I finally reached the first cell at about 1:00 AM in Buffalo, WV, and at that point could see more active cells to the west. I kept driving until I reached a point about 5 miles inside of Mason County, when a cell just to my south started firing off bright cloud-to-ground strikes. Despite the relatively heavy rain, I immediately pulled off the road and set up the camera and its crude umbrella shelter and began shooting.
At left: Doppler radar image at 1:30 AM. This line was moving east-northeast (parallel to itself), meaning all the cells in the line were 'training' over the same locations over a two hour period.
Cell after cell passed overhead, none extremely active, but all good enough to keep me standing out in the cold rain for the next 2 hours. After all was said and done, the only catch was a bright cloud-to-ground channel about 3 miles away, mostly hidden behind a hill and low stratus clouds.

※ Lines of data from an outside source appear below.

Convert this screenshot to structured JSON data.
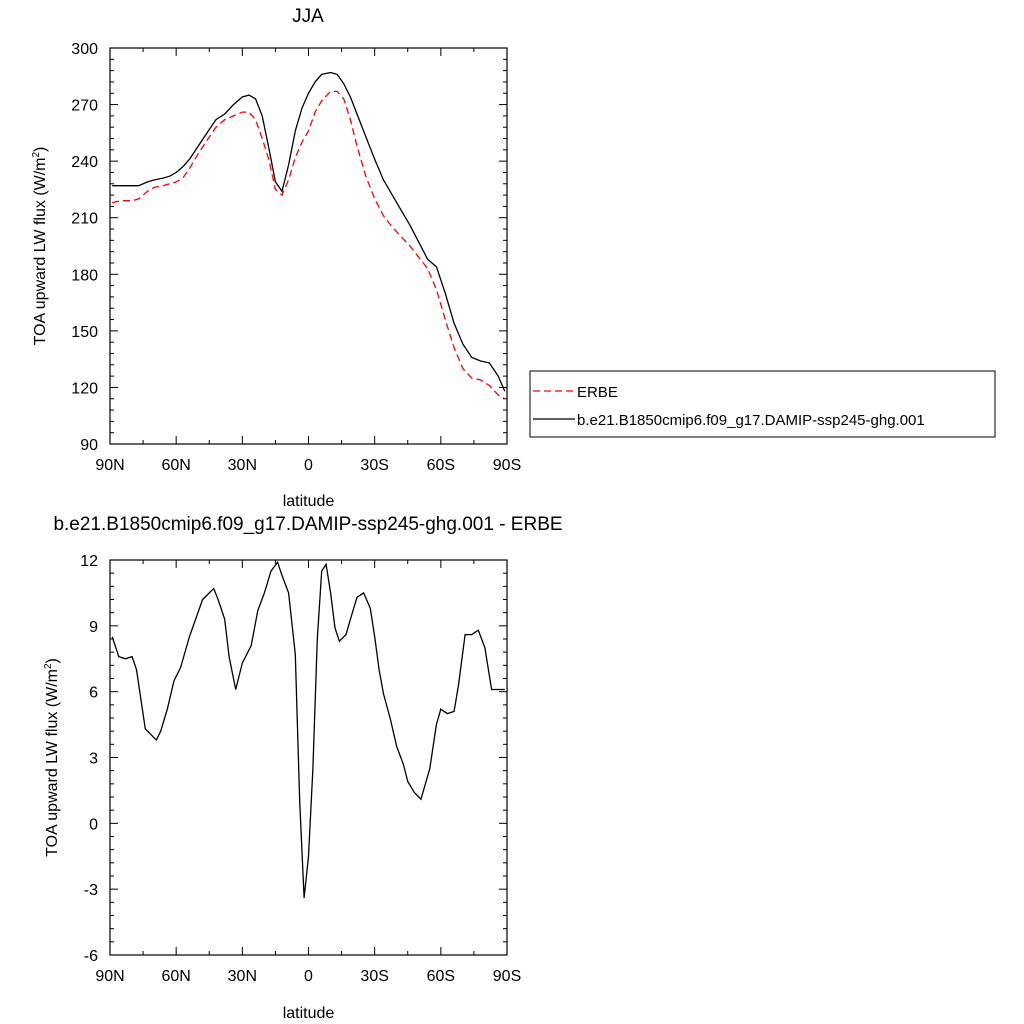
{
  "chart_data": [
    {
      "type": "line",
      "title": "JJA",
      "xlabel": "latitude",
      "ylabel_main": "TOA upward LW flux (W/m",
      "ylabel_sup": "2",
      "ylabel_close": ")",
      "xlim": [
        90,
        -90
      ],
      "ylim": [
        90,
        300
      ],
      "xticks": [
        90,
        60,
        30,
        0,
        -30,
        -60,
        -90
      ],
      "xtick_labels": [
        "90N",
        "60N",
        "30N",
        "0",
        "30S",
        "60S",
        "90S"
      ],
      "yticks": [
        90,
        120,
        150,
        180,
        210,
        240,
        270,
        300
      ],
      "ytick_labels": [
        "90",
        "120",
        "150",
        "180",
        "210",
        "240",
        "270",
        "300"
      ],
      "legend_position": "right",
      "series": [
        {
          "name": "ERBE",
          "color": "#ff0000",
          "dash": true,
          "x": [
            89,
            85,
            80,
            77,
            73,
            70,
            66,
            63,
            60,
            57,
            54,
            50,
            46,
            42,
            38,
            34,
            30,
            27,
            24,
            21,
            18,
            15,
            12,
            9,
            6,
            3,
            0,
            -3,
            -6,
            -10,
            -13,
            -16,
            -19,
            -22,
            -26,
            -30,
            -34,
            -38,
            -42,
            -46,
            -50,
            -54,
            -58,
            -62,
            -66,
            -70,
            -74,
            -78,
            -82,
            -86,
            -89
          ],
          "y": [
            218,
            219,
            219,
            220,
            224,
            226,
            227,
            228,
            229,
            231,
            236,
            244,
            251,
            258,
            262,
            264,
            266,
            266,
            262,
            252,
            241,
            225,
            222,
            230,
            242,
            250,
            256,
            266,
            272,
            277,
            277,
            273,
            262,
            248,
            232,
            220,
            211,
            205,
            200,
            195,
            189,
            183,
            172,
            156,
            141,
            130,
            125,
            124,
            121,
            116,
            114
          ]
        },
        {
          "name": "b.e21.B1850cmip6.f09_g17.DAMIP-ssp245-ghg.001",
          "color": "#000000",
          "dash": false,
          "x": [
            89,
            85,
            80,
            77,
            73,
            70,
            66,
            63,
            60,
            57,
            54,
            50,
            46,
            42,
            38,
            34,
            30,
            27,
            24,
            21,
            18,
            15,
            12,
            9,
            6,
            3,
            0,
            -3,
            -6,
            -10,
            -13,
            -16,
            -19,
            -22,
            -26,
            -30,
            -34,
            -38,
            -42,
            -46,
            -50,
            -54,
            -58,
            -62,
            -66,
            -70,
            -74,
            -78,
            -82,
            -86,
            -89
          ],
          "y": [
            227,
            227,
            227,
            227,
            229,
            230,
            231,
            232,
            234,
            237,
            241,
            248,
            255,
            262,
            265,
            270,
            274,
            275,
            273,
            264,
            247,
            229,
            224,
            238,
            256,
            268,
            276,
            282,
            286,
            287,
            286,
            281,
            274,
            265,
            253,
            241,
            230,
            222,
            214,
            206,
            197,
            188,
            184,
            170,
            154,
            143,
            136,
            134,
            133,
            126,
            118
          ]
        }
      ]
    },
    {
      "type": "line",
      "title": "b.e21.B1850cmip6.f09_g17.DAMIP-ssp245-ghg.001 - ERBE",
      "xlabel": "latitude",
      "ylabel_main": "TOA upward LW flux (W/m",
      "ylabel_sup": "2",
      "ylabel_close": ")",
      "xlim": [
        90,
        -90
      ],
      "ylim": [
        -6,
        12
      ],
      "xticks": [
        90,
        60,
        30,
        0,
        -30,
        -60,
        -90
      ],
      "xtick_labels": [
        "90N",
        "60N",
        "30N",
        "0",
        "30S",
        "60S",
        "90S"
      ],
      "yticks": [
        -6,
        -3,
        0,
        3,
        6,
        9,
        12
      ],
      "ytick_labels": [
        "-6",
        "-3",
        "0",
        "3",
        "6",
        "9",
        "12"
      ],
      "series": [
        {
          "color": "#000000",
          "x": [
            89,
            86,
            83,
            80,
            78,
            74,
            69,
            67,
            64,
            61,
            58,
            54,
            48,
            43,
            41,
            38,
            36,
            33,
            30,
            26,
            23,
            20,
            17,
            14,
            12,
            9,
            6,
            4,
            2,
            0,
            -2,
            -4,
            -6,
            -8,
            -10,
            -12,
            -14,
            -17,
            -19,
            -22,
            -25,
            -28,
            -30,
            -32,
            -34,
            -37,
            -40,
            -43,
            -45,
            -48,
            -51,
            -55,
            -58,
            -60,
            -63,
            -66,
            -68,
            -71,
            -74,
            -77,
            -80,
            -83,
            -86,
            -89
          ],
          "y": [
            8.5,
            7.6,
            7.5,
            7.6,
            7.0,
            4.3,
            3.8,
            4.2,
            5.2,
            6.5,
            7.1,
            8.5,
            10.2,
            10.7,
            10.2,
            9.3,
            7.6,
            6.1,
            7.3,
            8.1,
            9.7,
            10.5,
            11.5,
            11.9,
            11.3,
            10.5,
            7.7,
            1.0,
            -3.4,
            -1.5,
            2.5,
            8.4,
            11.5,
            11.8,
            10.5,
            8.9,
            8.3,
            8.6,
            9.3,
            10.3,
            10.5,
            9.8,
            8.5,
            7.0,
            5.9,
            4.8,
            3.5,
            2.7,
            1.9,
            1.4,
            1.1,
            2.5,
            4.5,
            5.2,
            5.0,
            5.1,
            6.3,
            8.6,
            8.6,
            8.8,
            8.0,
            6.1,
            6.1,
            6.1
          ]
        }
      ]
    }
  ]
}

Had I got a shot like this during the summer, I wouldn't have thought twice before throwing it in the trash, much less scanning it and putting it online. But due to the extreme rarity of January lightning in West Virginia, I decided to keep it and include it here for the sake of illustration.
At right: Cloud-to-ground lightning strike behind the clouds about 3 miles away near Leon, West Virginia on January 24, 2002.
Later on at 3:30 AM, radar showed that a second line of cells with a good core of lightning activity was approaching from the west. After some deliberation, at 4:30 AM I headed west on I-64 to try and meet the line near Huntington, but didn't make it in time before the flashes fizzled. I turned around at Kenova just as the front edge of the rain swept over, and headed back home. I managed to get out ahead of the line, and consequently out of the rain, at Milton - the dry pavement making the long drive home a little easier to bear.
The fast-dying line moved over Charleston at 6:00 AM, with only one flash of intracloud lightning and subsequent roll of thunder to announce its passage.
What a night. It was the first time in 9 years that I've seen bright, loud lightning strikes alongside big piles of snow on the ground.